Building Consistency Over Time
The release is not a technique you fix once and move on from. Even competitive archers return to release fundamentals when their scores plateau or their groupings become erratic. Think of it as a recurring checkpoint rather than a beginner skill.
Structure your training so that some sessions are purely technical — lower arrow count, deliberate focus on the feel of each shot — while others build volume. Mixing the two in every session can lead to reinforcing bad habits under fatigue. Short, focused blank bale work before distance shooting is a routine many coaches recommend as standard practice.
Frequently Asked Questions
Is the recurve release something you actively do, or does it just happen?
Ideally, it happens as a result of correct back tension movement rather than a conscious finger action. Thinking of the release as something to do usually introduces tension and inconsistency. Train the back tension movement and let the fingers respond to it.
Why do my arrows keep grouping to one side even though my aim looks correct?

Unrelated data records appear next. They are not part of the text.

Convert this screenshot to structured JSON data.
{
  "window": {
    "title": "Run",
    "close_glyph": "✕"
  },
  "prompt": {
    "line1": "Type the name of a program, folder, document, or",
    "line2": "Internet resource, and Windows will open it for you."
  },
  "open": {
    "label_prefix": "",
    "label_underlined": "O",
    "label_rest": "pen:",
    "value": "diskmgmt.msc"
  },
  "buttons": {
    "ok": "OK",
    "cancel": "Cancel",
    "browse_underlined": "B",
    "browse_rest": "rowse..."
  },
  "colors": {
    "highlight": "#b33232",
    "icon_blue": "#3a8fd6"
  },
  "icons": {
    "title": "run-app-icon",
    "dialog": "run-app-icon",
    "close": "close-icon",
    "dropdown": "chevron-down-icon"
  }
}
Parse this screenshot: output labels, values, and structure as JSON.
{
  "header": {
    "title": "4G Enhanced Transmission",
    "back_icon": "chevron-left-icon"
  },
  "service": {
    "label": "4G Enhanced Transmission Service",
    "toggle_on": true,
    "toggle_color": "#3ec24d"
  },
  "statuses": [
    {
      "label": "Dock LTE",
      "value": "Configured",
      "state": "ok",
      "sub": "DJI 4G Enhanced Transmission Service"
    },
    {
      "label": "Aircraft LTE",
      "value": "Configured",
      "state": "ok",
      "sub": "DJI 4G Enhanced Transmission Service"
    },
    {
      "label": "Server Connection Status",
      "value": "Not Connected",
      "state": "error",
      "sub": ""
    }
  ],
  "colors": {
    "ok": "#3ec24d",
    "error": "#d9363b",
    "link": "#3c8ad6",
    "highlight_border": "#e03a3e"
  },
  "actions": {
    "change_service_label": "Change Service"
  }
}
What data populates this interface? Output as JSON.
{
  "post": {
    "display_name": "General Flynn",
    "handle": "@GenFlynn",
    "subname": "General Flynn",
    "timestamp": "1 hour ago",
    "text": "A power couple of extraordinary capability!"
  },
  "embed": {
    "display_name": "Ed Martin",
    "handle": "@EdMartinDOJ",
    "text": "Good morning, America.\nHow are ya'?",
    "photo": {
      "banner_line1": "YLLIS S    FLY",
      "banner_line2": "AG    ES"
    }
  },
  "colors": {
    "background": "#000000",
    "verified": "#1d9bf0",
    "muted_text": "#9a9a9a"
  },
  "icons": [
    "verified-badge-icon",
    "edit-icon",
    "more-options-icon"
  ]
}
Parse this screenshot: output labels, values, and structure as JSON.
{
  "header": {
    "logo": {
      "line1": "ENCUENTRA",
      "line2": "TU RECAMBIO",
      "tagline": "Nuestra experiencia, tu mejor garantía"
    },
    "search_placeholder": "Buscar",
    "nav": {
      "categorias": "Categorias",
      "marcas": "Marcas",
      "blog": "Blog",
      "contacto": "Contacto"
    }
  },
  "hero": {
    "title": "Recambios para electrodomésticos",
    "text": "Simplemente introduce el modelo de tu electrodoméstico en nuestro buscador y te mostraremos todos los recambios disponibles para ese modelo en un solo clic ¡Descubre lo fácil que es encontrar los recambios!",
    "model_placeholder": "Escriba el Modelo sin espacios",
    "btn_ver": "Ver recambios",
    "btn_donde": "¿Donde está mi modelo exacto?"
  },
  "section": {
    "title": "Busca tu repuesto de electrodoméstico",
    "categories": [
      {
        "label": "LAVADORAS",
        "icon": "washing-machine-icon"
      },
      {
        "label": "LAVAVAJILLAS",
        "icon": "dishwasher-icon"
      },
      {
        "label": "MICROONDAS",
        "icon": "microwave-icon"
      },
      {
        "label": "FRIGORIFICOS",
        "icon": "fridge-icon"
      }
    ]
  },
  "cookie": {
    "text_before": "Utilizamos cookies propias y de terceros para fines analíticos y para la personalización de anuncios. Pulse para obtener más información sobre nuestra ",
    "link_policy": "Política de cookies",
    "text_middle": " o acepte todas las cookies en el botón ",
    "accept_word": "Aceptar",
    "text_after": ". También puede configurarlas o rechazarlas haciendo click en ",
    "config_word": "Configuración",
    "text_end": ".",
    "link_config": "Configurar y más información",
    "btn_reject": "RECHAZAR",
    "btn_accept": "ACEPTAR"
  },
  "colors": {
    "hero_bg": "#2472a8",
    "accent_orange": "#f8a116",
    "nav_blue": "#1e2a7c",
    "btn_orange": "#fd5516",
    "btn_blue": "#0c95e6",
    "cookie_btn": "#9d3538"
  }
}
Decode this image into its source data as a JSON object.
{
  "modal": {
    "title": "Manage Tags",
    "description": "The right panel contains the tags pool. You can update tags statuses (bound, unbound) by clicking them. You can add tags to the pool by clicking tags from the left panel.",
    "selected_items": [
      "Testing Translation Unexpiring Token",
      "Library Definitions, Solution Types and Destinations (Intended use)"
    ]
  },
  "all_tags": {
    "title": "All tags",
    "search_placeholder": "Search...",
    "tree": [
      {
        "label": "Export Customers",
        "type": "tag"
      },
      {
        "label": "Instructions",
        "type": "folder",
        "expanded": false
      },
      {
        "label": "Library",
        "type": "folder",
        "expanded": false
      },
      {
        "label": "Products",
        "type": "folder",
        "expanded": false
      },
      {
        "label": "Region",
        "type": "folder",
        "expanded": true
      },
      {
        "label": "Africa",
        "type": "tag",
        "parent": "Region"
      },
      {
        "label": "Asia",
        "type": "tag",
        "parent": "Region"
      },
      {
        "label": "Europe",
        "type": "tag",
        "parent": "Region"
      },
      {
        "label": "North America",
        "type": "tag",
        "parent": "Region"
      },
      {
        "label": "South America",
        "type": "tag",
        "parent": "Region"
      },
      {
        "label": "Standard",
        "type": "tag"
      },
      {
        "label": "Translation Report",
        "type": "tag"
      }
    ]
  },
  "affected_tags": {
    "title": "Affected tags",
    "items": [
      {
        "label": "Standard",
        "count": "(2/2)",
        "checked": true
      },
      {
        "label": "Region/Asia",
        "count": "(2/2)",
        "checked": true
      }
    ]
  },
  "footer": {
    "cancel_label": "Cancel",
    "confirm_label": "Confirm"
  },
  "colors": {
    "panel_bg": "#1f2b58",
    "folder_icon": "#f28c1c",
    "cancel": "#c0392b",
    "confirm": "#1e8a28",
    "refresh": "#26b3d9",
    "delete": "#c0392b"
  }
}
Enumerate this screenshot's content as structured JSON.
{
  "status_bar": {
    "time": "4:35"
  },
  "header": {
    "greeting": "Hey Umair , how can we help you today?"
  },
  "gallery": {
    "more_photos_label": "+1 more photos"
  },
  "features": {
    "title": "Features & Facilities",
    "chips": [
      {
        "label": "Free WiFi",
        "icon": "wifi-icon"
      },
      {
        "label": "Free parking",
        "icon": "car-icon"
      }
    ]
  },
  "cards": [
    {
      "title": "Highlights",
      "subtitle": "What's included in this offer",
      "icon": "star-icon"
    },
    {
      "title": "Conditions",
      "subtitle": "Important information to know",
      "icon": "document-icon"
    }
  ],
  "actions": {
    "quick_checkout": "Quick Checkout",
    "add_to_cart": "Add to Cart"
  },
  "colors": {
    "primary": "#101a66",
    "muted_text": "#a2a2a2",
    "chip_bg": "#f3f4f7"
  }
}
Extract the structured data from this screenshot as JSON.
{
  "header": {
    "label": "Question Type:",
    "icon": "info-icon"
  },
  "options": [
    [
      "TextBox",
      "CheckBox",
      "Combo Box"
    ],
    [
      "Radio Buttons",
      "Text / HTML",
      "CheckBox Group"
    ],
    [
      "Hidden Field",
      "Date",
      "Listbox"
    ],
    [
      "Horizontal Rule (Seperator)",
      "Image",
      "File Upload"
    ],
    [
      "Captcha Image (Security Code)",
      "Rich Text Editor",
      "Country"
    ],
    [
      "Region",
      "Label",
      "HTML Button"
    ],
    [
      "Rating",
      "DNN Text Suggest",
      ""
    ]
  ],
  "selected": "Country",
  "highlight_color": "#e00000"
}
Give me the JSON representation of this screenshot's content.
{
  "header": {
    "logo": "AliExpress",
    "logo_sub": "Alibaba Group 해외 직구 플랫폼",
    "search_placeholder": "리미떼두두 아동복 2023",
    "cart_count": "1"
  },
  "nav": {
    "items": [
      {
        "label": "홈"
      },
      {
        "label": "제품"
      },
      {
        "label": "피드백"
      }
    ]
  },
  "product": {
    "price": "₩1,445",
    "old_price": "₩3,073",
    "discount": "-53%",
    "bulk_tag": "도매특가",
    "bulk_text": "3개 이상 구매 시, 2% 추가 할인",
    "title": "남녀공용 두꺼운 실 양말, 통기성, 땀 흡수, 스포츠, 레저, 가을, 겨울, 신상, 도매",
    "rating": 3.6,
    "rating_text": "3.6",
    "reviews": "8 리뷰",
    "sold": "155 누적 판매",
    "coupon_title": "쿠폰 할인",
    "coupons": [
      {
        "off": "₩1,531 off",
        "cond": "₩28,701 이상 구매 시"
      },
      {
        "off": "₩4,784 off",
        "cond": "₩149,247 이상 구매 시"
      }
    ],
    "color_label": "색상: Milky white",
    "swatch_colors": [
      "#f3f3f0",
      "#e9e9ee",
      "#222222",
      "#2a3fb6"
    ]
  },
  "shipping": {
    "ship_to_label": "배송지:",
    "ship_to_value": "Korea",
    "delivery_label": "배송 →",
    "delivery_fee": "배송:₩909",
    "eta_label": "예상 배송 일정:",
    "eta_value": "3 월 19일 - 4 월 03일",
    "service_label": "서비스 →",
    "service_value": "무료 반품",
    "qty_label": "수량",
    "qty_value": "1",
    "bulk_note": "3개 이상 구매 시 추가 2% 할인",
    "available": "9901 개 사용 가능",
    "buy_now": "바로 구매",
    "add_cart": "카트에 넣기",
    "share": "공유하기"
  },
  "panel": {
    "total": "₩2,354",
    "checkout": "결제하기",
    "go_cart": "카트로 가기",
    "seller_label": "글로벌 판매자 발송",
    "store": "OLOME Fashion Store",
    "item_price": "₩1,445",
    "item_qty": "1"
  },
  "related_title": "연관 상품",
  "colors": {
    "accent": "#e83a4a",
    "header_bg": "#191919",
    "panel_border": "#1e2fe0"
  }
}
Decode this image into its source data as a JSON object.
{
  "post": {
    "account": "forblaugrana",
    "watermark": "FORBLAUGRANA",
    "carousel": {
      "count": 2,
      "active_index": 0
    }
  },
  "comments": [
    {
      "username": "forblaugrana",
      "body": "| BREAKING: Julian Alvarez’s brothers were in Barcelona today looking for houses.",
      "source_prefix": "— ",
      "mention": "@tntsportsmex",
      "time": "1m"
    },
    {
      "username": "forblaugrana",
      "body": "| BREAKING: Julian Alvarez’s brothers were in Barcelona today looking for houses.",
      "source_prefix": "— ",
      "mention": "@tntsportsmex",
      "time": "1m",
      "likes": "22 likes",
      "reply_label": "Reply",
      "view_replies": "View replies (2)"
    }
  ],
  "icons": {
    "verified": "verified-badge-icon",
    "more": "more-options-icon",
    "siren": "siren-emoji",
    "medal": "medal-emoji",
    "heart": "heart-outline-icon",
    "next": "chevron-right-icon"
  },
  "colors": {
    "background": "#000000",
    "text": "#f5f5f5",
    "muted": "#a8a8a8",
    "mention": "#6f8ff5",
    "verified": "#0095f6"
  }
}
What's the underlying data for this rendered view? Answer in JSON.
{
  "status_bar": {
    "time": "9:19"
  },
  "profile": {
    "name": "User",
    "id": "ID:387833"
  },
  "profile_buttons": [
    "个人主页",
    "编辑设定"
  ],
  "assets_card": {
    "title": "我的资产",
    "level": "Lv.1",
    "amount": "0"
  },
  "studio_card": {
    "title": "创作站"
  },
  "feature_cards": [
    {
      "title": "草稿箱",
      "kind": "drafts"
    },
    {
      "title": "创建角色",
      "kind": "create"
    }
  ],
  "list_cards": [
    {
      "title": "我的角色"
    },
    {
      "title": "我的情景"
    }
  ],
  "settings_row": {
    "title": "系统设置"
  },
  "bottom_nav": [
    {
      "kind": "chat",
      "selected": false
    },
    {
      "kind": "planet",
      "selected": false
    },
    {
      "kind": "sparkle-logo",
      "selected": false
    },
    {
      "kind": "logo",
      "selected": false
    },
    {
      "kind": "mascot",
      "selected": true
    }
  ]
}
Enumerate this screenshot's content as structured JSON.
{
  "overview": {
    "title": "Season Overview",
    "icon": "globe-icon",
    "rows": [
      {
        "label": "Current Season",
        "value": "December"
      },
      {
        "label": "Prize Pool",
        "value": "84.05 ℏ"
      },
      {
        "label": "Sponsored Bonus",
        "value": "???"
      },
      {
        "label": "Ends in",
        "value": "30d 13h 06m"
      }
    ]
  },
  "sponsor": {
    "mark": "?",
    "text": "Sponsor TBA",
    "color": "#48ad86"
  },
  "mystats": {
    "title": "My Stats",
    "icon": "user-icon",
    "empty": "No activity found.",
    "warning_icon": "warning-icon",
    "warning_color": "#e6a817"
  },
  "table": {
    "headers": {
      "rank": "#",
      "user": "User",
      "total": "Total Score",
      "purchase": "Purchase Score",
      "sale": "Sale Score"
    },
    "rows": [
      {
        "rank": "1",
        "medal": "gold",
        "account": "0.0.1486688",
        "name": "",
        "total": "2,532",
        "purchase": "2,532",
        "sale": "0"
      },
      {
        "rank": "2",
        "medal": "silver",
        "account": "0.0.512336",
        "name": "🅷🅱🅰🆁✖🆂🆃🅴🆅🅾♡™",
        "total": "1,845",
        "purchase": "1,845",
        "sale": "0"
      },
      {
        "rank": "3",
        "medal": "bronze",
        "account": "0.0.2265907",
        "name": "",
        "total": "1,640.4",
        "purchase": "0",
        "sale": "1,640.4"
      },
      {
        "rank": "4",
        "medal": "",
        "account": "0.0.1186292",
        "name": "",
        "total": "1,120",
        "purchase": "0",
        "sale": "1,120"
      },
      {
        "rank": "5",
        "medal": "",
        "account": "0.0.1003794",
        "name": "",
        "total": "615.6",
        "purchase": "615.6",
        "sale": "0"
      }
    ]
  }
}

Horizontal grouping errors — arrows landing consistently left or right of where you aimed — are a classic symptom of a plucking release or wrist tension in the string hand. Check whether your string hand is moving straight back after the shot or drifting to the side. Video from behind is very revealing for this.
What do beginners get wrong most often with their release?
The most common beginner error is actively opening the fingers to let the string go, rather than letting the back do the work. Related to this is collapsing — easing off the draw just before the shot, which ruins the tension that makes a clean release possible. Both habits are best addressed early with blank bale work and coaching.
How long does it take to develop a consistent release?
There is no universal answer, but most archers start to feel a noticeable difference within a few weeks of dedicated practice focused on back tension. Building a truly reliable release — one that holds up under competition pressure — typically takes months of consistent, structured work. Progress is rarely linear, and plateaus are normal.
Conclusion
A clean recurve archery release technique is built on relaxation, back tension, and repeatable movement — not on trying harder or gripping tighter. Fix the anchor, load the back, stay soft in the fingers, and the shot will follow. Most consistency problems in recurve shooting either start with the release or end there. Give it the focused attention it deserves and the rest of your form will improve alongside it.